Before Potenziano’s announcement on Sunday, all grade levels were scheduled to increase in-person learning from two to four-days a week beginning Monday.

Brunswick High School student Margaret Chingos said that while she was excited to “gain that sense of normalcy” and was disappointed to hear the news, she ultimately thinks that shutting down the school in this circumstance was the right decision.

“I’m really proud of the Brunswick School Department for making this call and committing to their promise to provide equitable access to education for all Brunswick students,” Chingos said in an interview.

Not including specialized transportation, the Brunswick School Department averages 345 students per day being transported on the bus system. Potenziano noted this number will increase significantly once the school implements the increased in-person learning.

Brunswick School Board Chairperson William Thompson echoed that the decision was really the only option.

“It was a decision out of necessity more than anything else,” Thompson said.


Potenziano said he is pretty confident that the department will be ready for four-days a week, in-person learning come Thursday.
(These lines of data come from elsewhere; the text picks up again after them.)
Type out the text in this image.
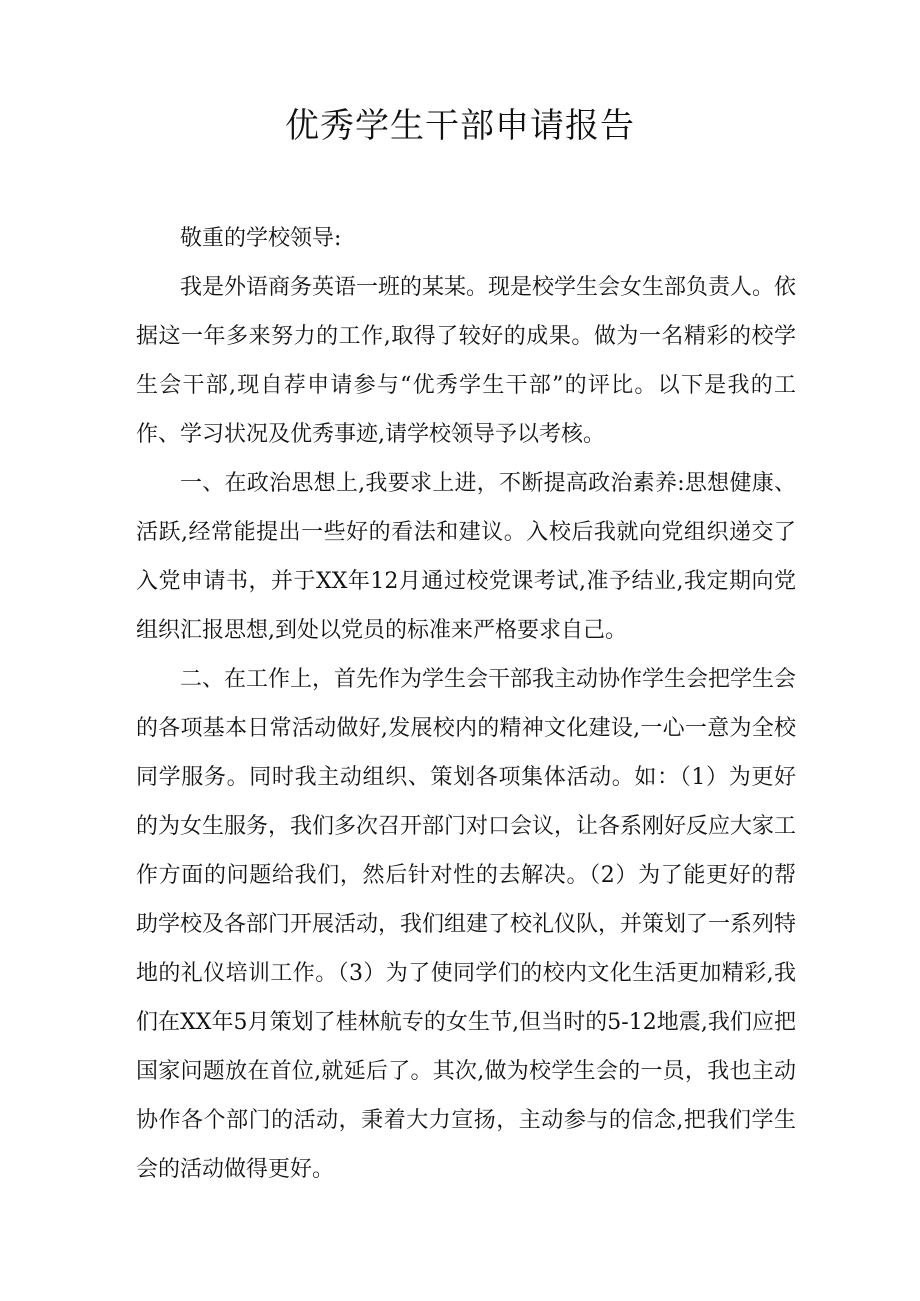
优秀学生干部申请报告

敬重的学校领导:

我是外语商务英语一班的某某。现是校学生会女生部负责人。依据这一年多来努力的工作,取得了较好的成果。做为一名精彩的校学生会干部,现自荐申请参与“优秀学生干部”的评比。以下是我的工作、学习状况及优秀事迹,请学校领导予以考核。

一、在政治思想上,我要求上进，不断提高政治素养:思想健康、活跃,经常能提出一些好的看法和建议。入校后我就向党组织递交了入党申请书，并于XX年12月通过校党课考试,准予结业,我定期向党组织汇报思想,到处以党员的标准来严格要求自己。

二、在工作上，首先作为学生会干部我主动协作学生会把学生会的各项基本日常活动做好,发展校内的精神文化建设,一心一意为全校同学服务。同时我主动组织、策划各项集体活动。如：（1）为更好的为女生服务，我们多次召开部门对口会议，让各系刚好反应大家工作方面的问题给我们，然后针对性的去解决。（2）为了能更好的帮助学校及各部门开展活动，我们组建了校礼仪队，并策划了一系列特地的礼仪培训工作。（3）为了使同学们的校内文化生活更加精彩,我们在XX年5月策划了桂林航专的女生节,但当时的5-12地震,我们应把国家问题放在首位,就延后了。其次,做为校学生会的一员，我也主动协作各个部门的活动，秉着大力宣扬，主动参与的信念,把我们学生会的活动做得更好。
“I can’t say 100%,” Potenziano said. “Confident is a strong word, with this virus and this pandemic, things change on a dime.”

Potenziano said that various other school districts in Maine, such as Lewiston, have dealt with similar issues over the course of the pandemic.

“This is a disappointment,” Potenziano added, noting the disruption the decision made for working parents who are juggling childcare.

COVID-19 cases are continuing to go up in the Brunswick School Department, with 14 active cases reported as of Monday. There have been 66 cumulative cases reported department-wide.

According to the Maine CDC, in Cumberland County there have been 15,876 cases of COVID-19 and 188 deaths. Statewide, 60,005 COVID-19 cases have been reported alongside 772 deaths.

On April 18, Gov. Janet Mills announced that half of Mainers 16 and older have received at least one dose of COVID-19 vaccine.